Originally introduced in the last Congress as the “Stopping Overseas Subsidies Act,” the purpose of the bill is to expressly permit using the U.S. countervailing duty (CVD) law in cases involving China. Pursuant to an administrative decision upheld by the courts in the 1980s, the CVD law has been ruled unusable against so‐​called nonmarket economies. The decision’s rationale was that it is impossible to measure subsidies in an economy where prices are not market‐​based. China’s economy has evolved considerably since then. But unfair government subsidization, in its various forms, has been identified as a major problem infecting the trade relationship.

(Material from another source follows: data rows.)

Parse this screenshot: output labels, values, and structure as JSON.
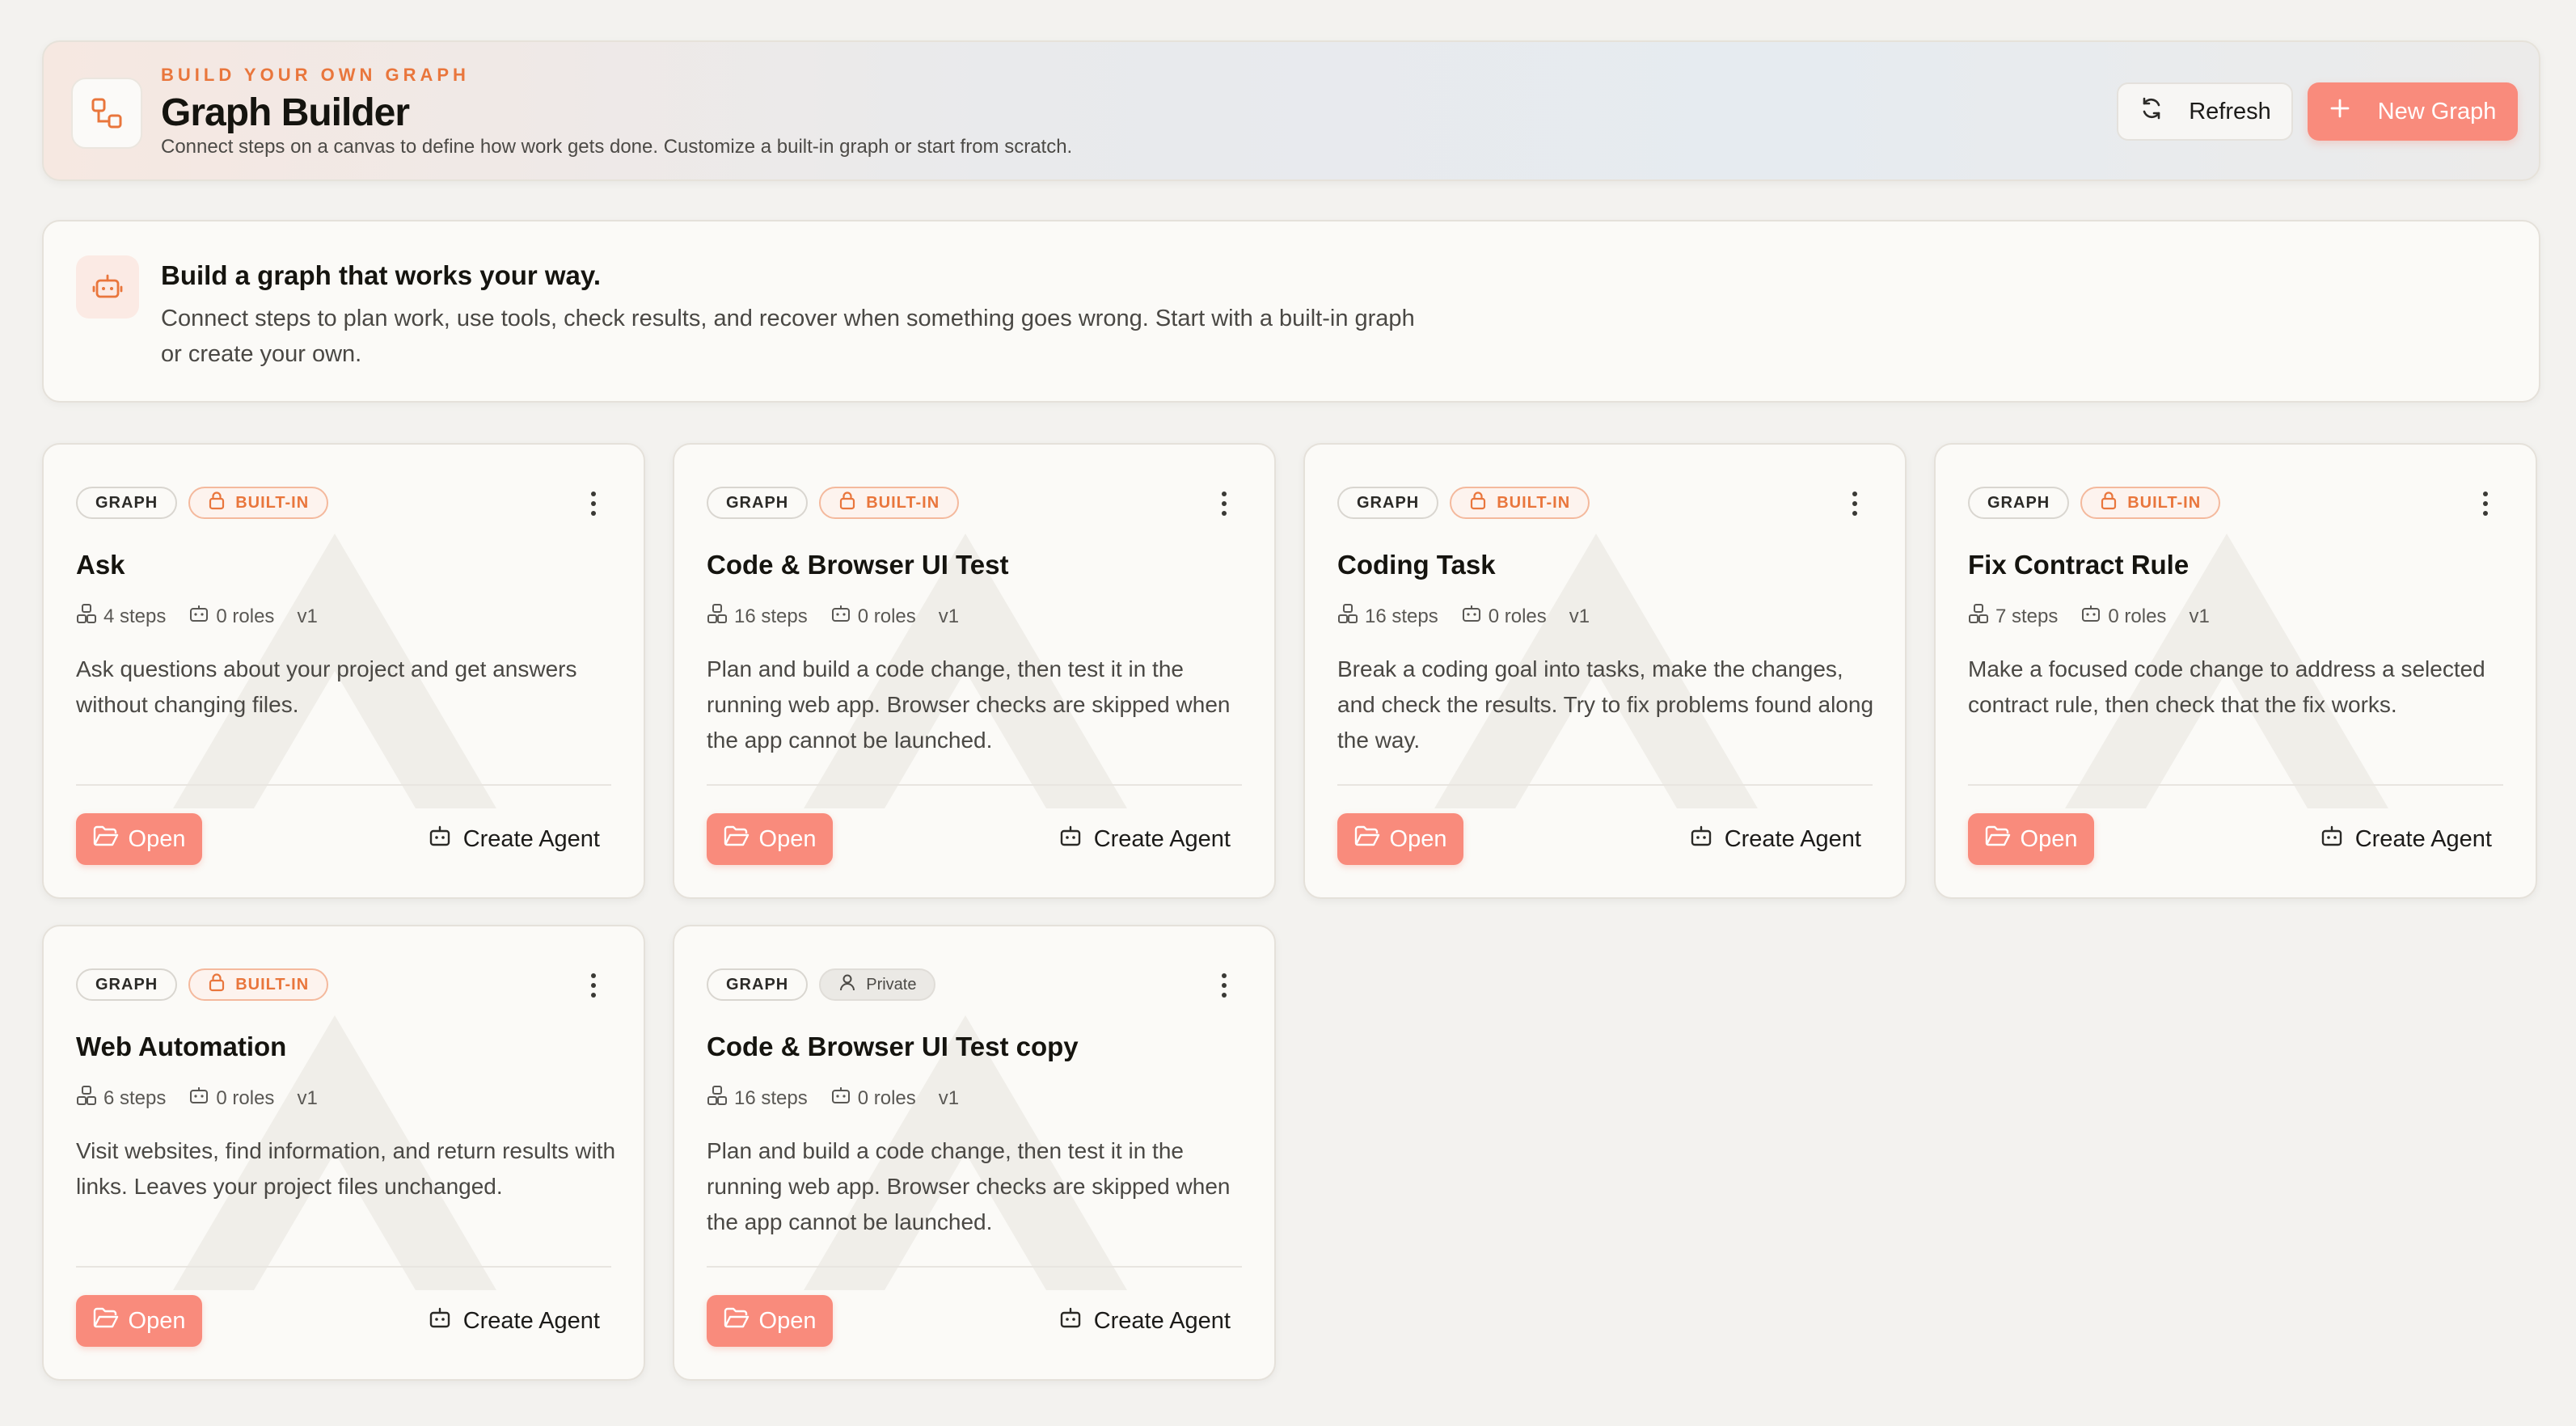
{
  "header": {
    "eyebrow": "BUILD YOUR OWN GRAPH",
    "title": "Graph Builder",
    "subtitle": "Connect steps on a canvas to define how work gets done. Customize a built-in graph or start from scratch.",
    "refresh_label": "Refresh",
    "new_graph_label": "New Graph",
    "icons": {
      "header": "graph-nodes-icon",
      "refresh": "refresh-icon",
      "new": "plus-icon"
    }
  },
  "intro": {
    "title": "Build a graph that works your way.",
    "text": "Connect steps to plan work, use tools, check results, and recover when something goes wrong. Start with a built-in graph or create your own.",
    "icon": "robot-icon"
  },
  "labels": {
    "graph_tag": "GRAPH",
    "builtin_tag": "BUILT-IN",
    "private_tag": "Private",
    "open": "Open",
    "create_agent": "Create Agent"
  },
  "colors": {
    "accent": "#e9763c",
    "button": "#f98b7c",
    "background": "#f3f2ef",
    "card": "#fbfaf7"
  },
  "cards": [
    {
      "title": "Ask",
      "steps": "4 steps",
      "roles": "0 roles",
      "version": "v1",
      "access": "BUILT-IN",
      "description": "Ask questions about your project and get answers without changing files."
    },
    {
      "title": "Code & Browser UI Test",
      "steps": "16 steps",
      "roles": "0 roles",
      "version": "v1",
      "access": "BUILT-IN",
      "description": "Plan and build a code change, then test it in the running web app. Browser checks are skipped when the app cannot be launched."
    },
    {
      "title": "Coding Task",
      "steps": "16 steps",
      "roles": "0 roles",
      "version": "v1",
      "access": "BUILT-IN",
      "description": "Break a coding goal into tasks, make the changes, and check the results. Try to fix problems found along the way."
    },
    {
      "title": "Fix Contract Rule",
      "steps": "7 steps",
      "roles": "0 roles",
      "version": "v1",
      "access": "BUILT-IN",
      "description": "Make a focused code change to address a selected contract rule, then check that the fix works."
    },
    {
      "title": "Web Automation",
      "steps": "6 steps",
      "roles": "0 roles",
      "version": "v1",
      "access": "BUILT-IN",
      "description": "Visit websites, find information, and return results with links. Leaves your project files unchanged."
    },
    {
      "title": "Code & Browser UI Test copy",
      "steps": "16 steps",
      "roles": "0 roles",
      "version": "v1",
      "access": "Private",
      "description": "Plan and build a code change, then test it in the running web app. Browser checks are skipped when the app cannot be launched."
    }
  ]
}
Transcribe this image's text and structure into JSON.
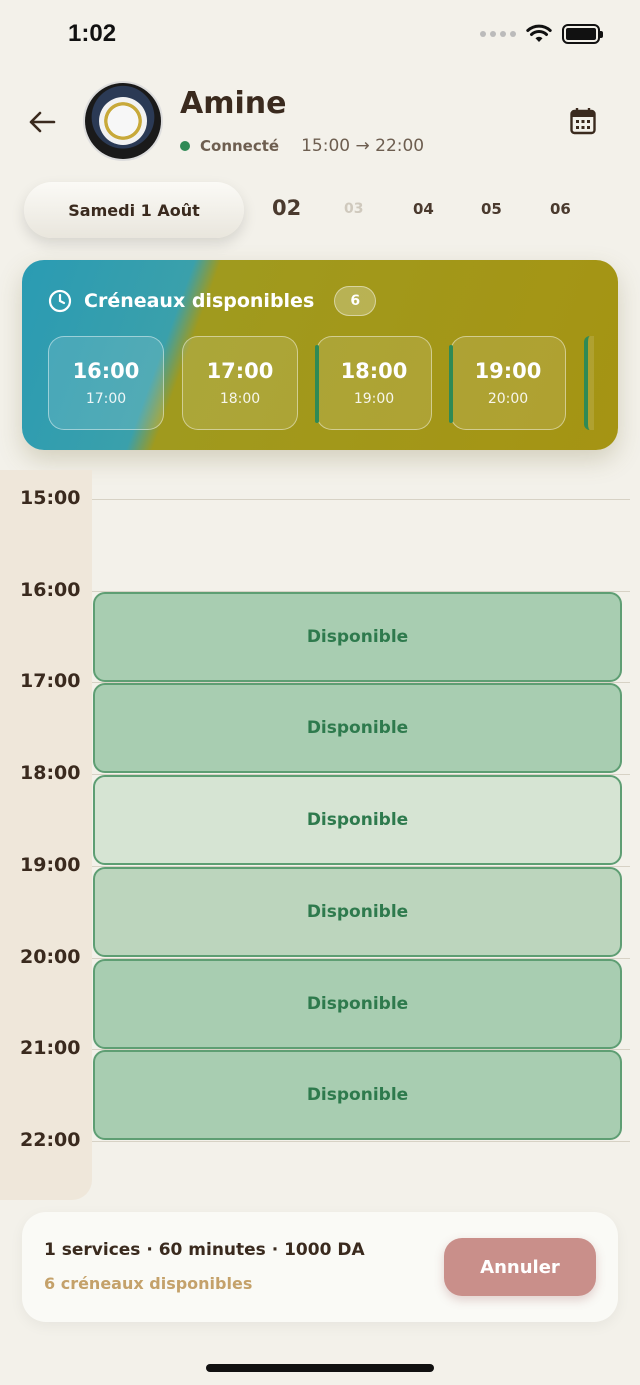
{
  "status_bar": {
    "time": "1:02"
  },
  "header": {
    "barber_name": "Amine",
    "presence": "Connecté",
    "hours": "15:00 → 22:00"
  },
  "date_strip": {
    "selected": "Samedi 1 Août",
    "days": [
      "02",
      "03",
      "04",
      "05",
      "06"
    ]
  },
  "slots_card": {
    "title": "Créneaux disponibles",
    "count": "6",
    "slots": [
      {
        "start": "16:00",
        "end": "17:00"
      },
      {
        "start": "17:00",
        "end": "18:00"
      },
      {
        "start": "18:00",
        "end": "19:00"
      },
      {
        "start": "19:00",
        "end": "20:00"
      }
    ]
  },
  "timeline": {
    "hours": [
      "15:00",
      "16:00",
      "17:00",
      "18:00",
      "19:00",
      "20:00",
      "21:00",
      "22:00"
    ],
    "blocks": [
      {
        "label": "Disponible",
        "color": "#a8cdb1"
      },
      {
        "label": "Disponible",
        "color": "#a8cdb1"
      },
      {
        "label": "Disponible",
        "color": "#d6e4d3"
      },
      {
        "label": "Disponible",
        "color": "#bcd5bd"
      },
      {
        "label": "Disponible",
        "color": "#a8cdb1"
      },
      {
        "label": "Disponible",
        "color": "#a8cdb1"
      }
    ]
  },
  "summary": {
    "main": "1 services · 60 minutes · 1000 DA",
    "sub": "6 créneaux disponibles",
    "cancel_label": "Annuler"
  },
  "colors": {
    "accent_green": "#2f8a55",
    "cancel": "#c98f8a",
    "sub_text": "#c4a16a"
  },
  "icons": {
    "back": "arrow-left-icon",
    "calendar": "calendar-icon",
    "clock": "clock-icon"
  }
}
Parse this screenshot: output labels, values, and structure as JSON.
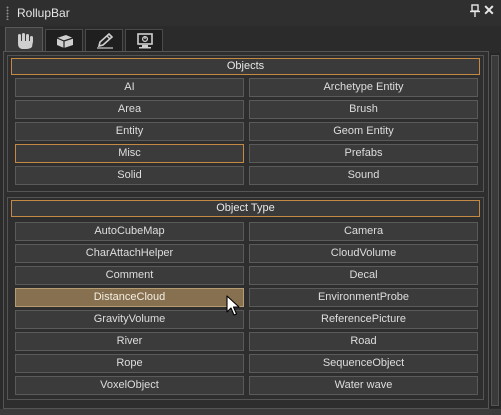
{
  "window": {
    "title": "RollupBar"
  },
  "tabs": [
    {
      "icon": "hand-icon",
      "active": true
    },
    {
      "icon": "cube-icon",
      "active": false
    },
    {
      "icon": "pencil-icon",
      "active": false
    },
    {
      "icon": "monitor-icon",
      "active": false
    }
  ],
  "objects_section": {
    "title": "Objects",
    "buttons": [
      "AI",
      "Archetype Entity",
      "Area",
      "Brush",
      "Entity",
      "Geom Entity",
      "Misc",
      "Prefabs",
      "Solid",
      "Sound"
    ],
    "selected": "Misc"
  },
  "object_type_section": {
    "title": "Object Type",
    "buttons": [
      "AutoCubeMap",
      "Camera",
      "CharAttachHelper",
      "CloudVolume",
      "Comment",
      "Decal",
      "DistanceCloud",
      "EnvironmentProbe",
      "GravityVolume",
      "ReferencePicture",
      "River",
      "Road",
      "Rope",
      "SequenceObject",
      "VoxelObject",
      "Water wave"
    ],
    "hovered": "DistanceCloud"
  },
  "colors": {
    "accent": "#c48a45",
    "hover_fill": "#86704f",
    "background": "#2b2b2b"
  }
}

The CVD law is an essential component of trade liberalization. If people and industries are to have faith in freer trade, countries must play by the same rules to the extent practicable. And if competition is to determine outcomes, government subsidization must be discouraged and redressed. The CVD law is designed with that objective in mind, and should be applicable in cases involving China.

Imposing duties to countervail subsidies not only provides relief to ill‐​affected domestic industries. It also provides a concrete, fiduciary incentive to stop the subsidization, as the cost of the subsidy is transferred from U.S. to Chinese industries. In this sense, the CVD law could encourage continued Chinese market reforms in ways belligerence and grandstanding cannot.

Without recourse to the countervailing duty law, U.S. industries have turned increasingly to the antidumping law in recent years to thwart Chinese imports. Between January 2001 and December 2004, U.S. industries launched 32 antidumping investigations against China, almost threefold those against the next most frequent target in this period.

Duties in Chinese antidumping cases, although significantly higher on average than duties in cases involving other countries, provide no incentive to reform any alleged unfair pricing practices: They are based on figures over which Chinese exporters have no control — namely input prices in third country markets. It is virtually impossible to figure how not to dump in Chinese cases without ceasing exportation altogether because the methodology for calculating dumping bears no relation to commercial reality.

And for that, China rightly views U.S. antidumping laws as unfair, and is thus less enthusiastic about honoring its own obligations. The Chinese government has even linked improved enforcement of intellectual property rights laws to U.S. antidumping reform.

Allowing U.S. industries recourse under the CVD law would provide relief from the effects of subsidized competition, would encourage Chinese reform of subsidy practices, could help reduce antidumping abuse, which in turn, could provide greater incentive for Chinese improvement on intellectual property rights enforcement. It remains to be seen if Congress can keep its composure and produce a win‐​win outcome.